If we start with the premise that credit union members view ATMs as an asset and that they help attract and retain members as well as help credit unions remain competitive with other financial institutions, how do credit unions create an ATM strategy that is a positive and integral part of their business model?
While a variety of ATM options are available to credit unions, such as deploying their own ATMs, joining a network (or a hybrid of the two), joining multiple networks or partnering with an independent sales organization, building a bridge between the credit union's business model and their members' needs is the first step in delivering optimal ATM success. Directly addressing members' needs increases retention for credit unions. However, ATM strategies must also serve the credit union as a whole and preserve its longevity in an evolving marketplace. The ultimate question is-what mix serves a credit union and their members best?
The underlying current of all of these considerations is flexibility and customization. Therefore, the ability to pick and choose what options would most benefit a credit union and its members must be considered before implementing an ATM strategy. The right network can be a valuable partner for a credit union in this process. An honest and thorough analysis can help all parties at the table clearly understand how to achieve the highest level of flexibility. The network's ability and willingness to customize an ATM strategy for a specific credit union's member needs within its existing ATM structure should be a critical component to realizing positive results. A successful ATM strategy is extremely important to a credit union's goals and can be a significant contributor to its operating philosophies.
Flexibility can be exemplified in many ways: branding programs, geographic segmentation of ATM locations, surcharge-free access vs. nonsurcharge-free access as examples. Many other options are also available for consideration, but it is up to each individual credit union to evaluate how those options mix with member needs.

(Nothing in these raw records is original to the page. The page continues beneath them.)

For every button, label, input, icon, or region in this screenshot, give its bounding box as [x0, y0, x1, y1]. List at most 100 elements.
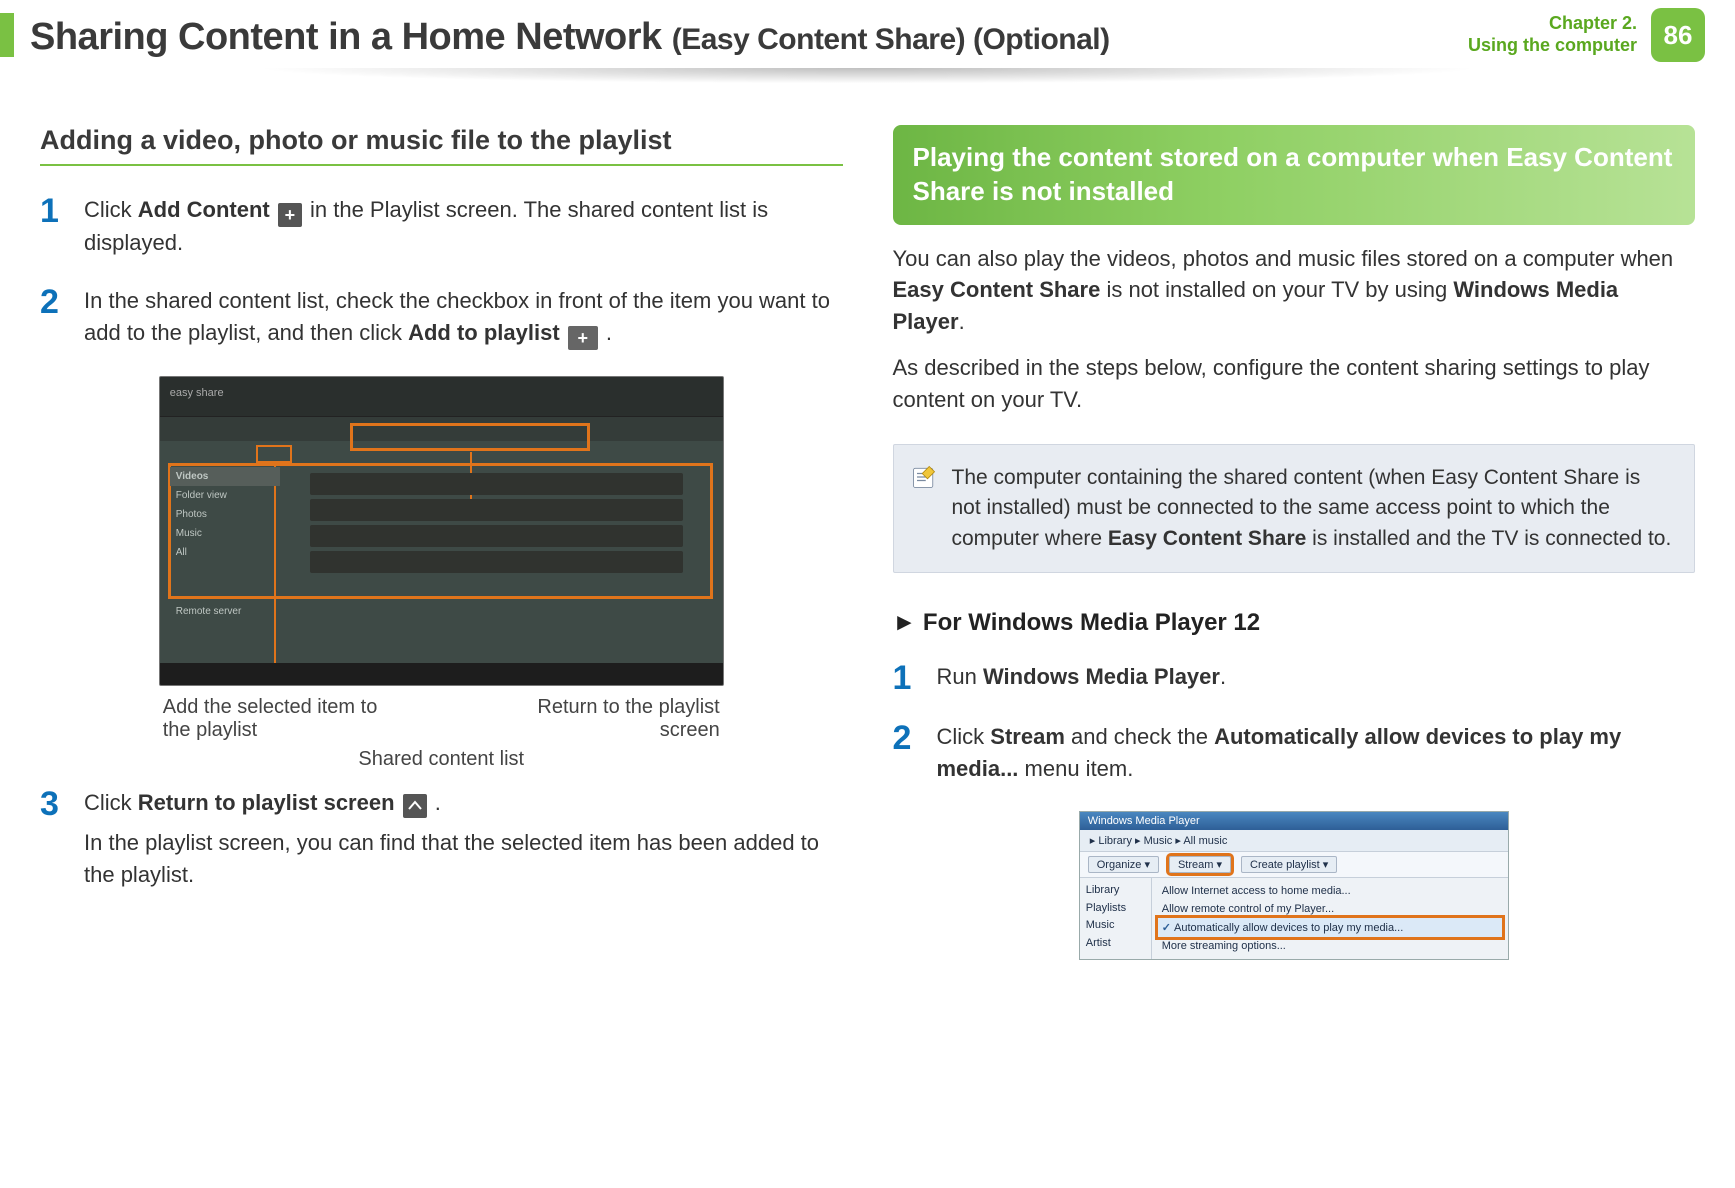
nav-library[interactable]: Library	[1086, 882, 1145, 900]
callout-add-to-playlist	[256, 445, 292, 463]
page-title-sub: (Easy Content Share) (Optional)	[672, 23, 1110, 56]
text: and check the	[1065, 724, 1214, 749]
figure-labels-row: Add the selected item to the playlist Re…	[159, 696, 724, 742]
text: .	[959, 309, 965, 334]
bold: Easy Content Share	[893, 277, 1101, 302]
figure-label-left: Add the selected item to the playlist	[163, 696, 383, 742]
figure-label-right: Return to the playlist screen	[520, 696, 720, 742]
text: Run	[937, 664, 983, 689]
green-callout: Playing the content stored on a computer…	[893, 125, 1696, 225]
page-title-main: Sharing Content in a Home Network	[30, 16, 662, 58]
bold: Add Content	[138, 197, 270, 222]
list-item	[310, 551, 683, 573]
shot-logo: easy share	[170, 387, 224, 399]
step-body: Click Return to playlist screen . In the…	[84, 787, 843, 891]
list-item	[310, 473, 683, 495]
step-number: 3	[40, 787, 66, 891]
figure-label-center: Shared content list	[159, 748, 724, 771]
text: Click	[84, 790, 138, 815]
text: .	[429, 790, 441, 815]
text: menu item.	[1018, 756, 1133, 781]
paragraph: You can also play the videos, photos and…	[893, 243, 1696, 339]
text: is not installed on your TV by using	[1100, 277, 1453, 302]
step-3: 3 Click Return to playlist screen . In t…	[40, 787, 843, 891]
list-item	[310, 525, 683, 547]
wmp-body: Library Playlists Music Artist Allow Int…	[1080, 878, 1508, 959]
organize-button[interactable]: Organize ▾	[1088, 856, 1159, 873]
step-body: In the shared content list, check the ch…	[84, 285, 843, 350]
chapter-block: Chapter 2. Using the computer 86	[1468, 8, 1705, 62]
step-tail: In the playlist screen, you can find tha…	[84, 827, 843, 891]
step-r1: 1 Run Windows Media Player.	[893, 661, 1696, 695]
wmp-screenshot: Windows Media Player ▸ Library ▸ Music ▸…	[1079, 811, 1509, 960]
step-number: 1	[893, 661, 919, 695]
bold: Windows Media Player	[983, 664, 1220, 689]
bold: Add to playlist	[408, 320, 560, 345]
nav-playlists[interactable]: Playlists	[1086, 900, 1145, 918]
return-icon	[403, 794, 427, 818]
screenshot-figure: easy share Videos Folder view Photos Mus…	[159, 376, 724, 771]
note-icon	[910, 463, 938, 491]
step-body: Run Windows Media Player.	[937, 661, 1227, 695]
callout-return-button	[350, 423, 590, 451]
menu-item[interactable]: Allow remote control of my Player...	[1158, 900, 1502, 918]
app-screenshot: easy share Videos Folder view Photos Mus…	[159, 376, 724, 686]
text: .	[600, 320, 612, 345]
shot-rows	[300, 469, 693, 577]
nav-music[interactable]: Music	[1086, 917, 1145, 935]
step-number: 2	[893, 721, 919, 785]
step-r2: 2 Click Stream and check the Automatical…	[893, 721, 1696, 785]
wmp-toolbar: Organize ▾ Stream ▾ Create playlist ▾	[1080, 852, 1508, 878]
sidebar-music: Music	[170, 524, 280, 543]
bold: Stream	[990, 724, 1065, 749]
wmp-breadcrumb: ▸ Library ▸ Music ▸ All music	[1080, 830, 1508, 852]
menu-item[interactable]: Allow Internet access to home media...	[1158, 882, 1502, 900]
section-title-left: Adding a video, photo or music file to t…	[40, 125, 843, 166]
step-body: Click Add Content + in the Playlist scre…	[84, 194, 843, 259]
shot-sidebar: Videos Folder view Photos Music All Remo…	[170, 467, 280, 621]
menu-item-auto-allow[interactable]: Automatically allow devices to play my m…	[1158, 918, 1502, 937]
bold: Easy Content Share	[1108, 527, 1306, 550]
page-number-badge: 86	[1651, 8, 1705, 62]
sidebar-remote: Remote server	[170, 602, 280, 621]
text: Click	[937, 724, 991, 749]
chapter-text: Chapter 2. Using the computer	[1468, 13, 1637, 56]
page-header: Sharing Content in a Home Network (Easy …	[0, 0, 1735, 75]
bold: Return to playlist screen	[138, 790, 395, 815]
list-item	[310, 499, 683, 521]
text: Click	[84, 197, 138, 222]
chapter-line1: Chapter 2.	[1468, 13, 1637, 35]
stream-button[interactable]: Stream ▾	[1169, 856, 1231, 873]
create-playlist-button[interactable]: Create playlist ▾	[1241, 856, 1337, 873]
menu-item[interactable]: More streaming options...	[1158, 937, 1502, 955]
sidebar-folder: Folder view	[170, 486, 280, 505]
note-box: The computer containing the shared conte…	[893, 444, 1696, 573]
chapter-line2: Using the computer	[1468, 35, 1637, 57]
wmp-nav: Library Playlists Music Artist	[1080, 878, 1152, 959]
paragraph: As described in the steps below, configu…	[893, 352, 1696, 416]
shot-taskbar	[160, 663, 723, 685]
step-number: 2	[40, 285, 66, 350]
text: is installed and the TV is connected to.	[1306, 527, 1671, 550]
plus-icon: +	[278, 203, 302, 227]
shot-header: easy share	[160, 377, 723, 417]
left-column: Adding a video, photo or music file to t…	[40, 125, 843, 960]
page-title: Sharing Content in a Home Network (Easy …	[30, 16, 1110, 59]
text: You can also play the videos, photos and…	[893, 246, 1674, 271]
header-accent-bar	[0, 13, 14, 57]
step-1: 1 Click Add Content + in the Playlist sc…	[40, 194, 843, 259]
content-columns: Adding a video, photo or music file to t…	[0, 75, 1735, 960]
stream-menu: Allow Internet access to home media... A…	[1152, 878, 1508, 959]
wmp-titlebar: Windows Media Player	[1080, 812, 1508, 830]
sidebar-all: All	[170, 543, 280, 562]
sidebar-photos: Photos	[170, 505, 280, 524]
text: .	[1220, 664, 1226, 689]
step-number: 1	[40, 194, 66, 259]
right-column: Playing the content stored on a computer…	[893, 125, 1696, 960]
nav-artist[interactable]: Artist	[1086, 935, 1145, 953]
add-to-playlist-icon: +	[568, 326, 598, 350]
step-2: 2 In the shared content list, check the …	[40, 285, 843, 350]
subheading: For Windows Media Player 12	[893, 609, 1696, 637]
sidebar-videos: Videos	[170, 467, 280, 486]
text	[270, 197, 276, 222]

Customization and flexibility are the keys to providing value to the credit union and delivering positive results to its bottom line.
Credit unions should also seek ways to implement ATM strategies that work to incorporate point-of-sale programs, which are the fastest growing dominant transaction sets and positively serve a growing number of credit unions. Strategies can be implemented that provide ATM customization and also increase POS interchange income while factoring trends in member behavior into the equation as well. The end result is a strategic mix of elements that align the needs of credit union members along with the credit union.
Today, more than ever, every business decision that a credit union makes needs to be carefully weighed. For example, the amount of individual attention and customization a network is willing to provide a credit union is a leading indicator in how a network-credit union relationship can support positive growth and attract and retain members. It is also an important principal component of a successful ATM strategy, which is beneficial at every level.
Every member a credit union can attract or retain has a significant impact on the bottom line. Credit unions must consider their options carefully, and choose their options wisely. Doing so will help establish a winning ATM strategy, build the bridge and set a path for success.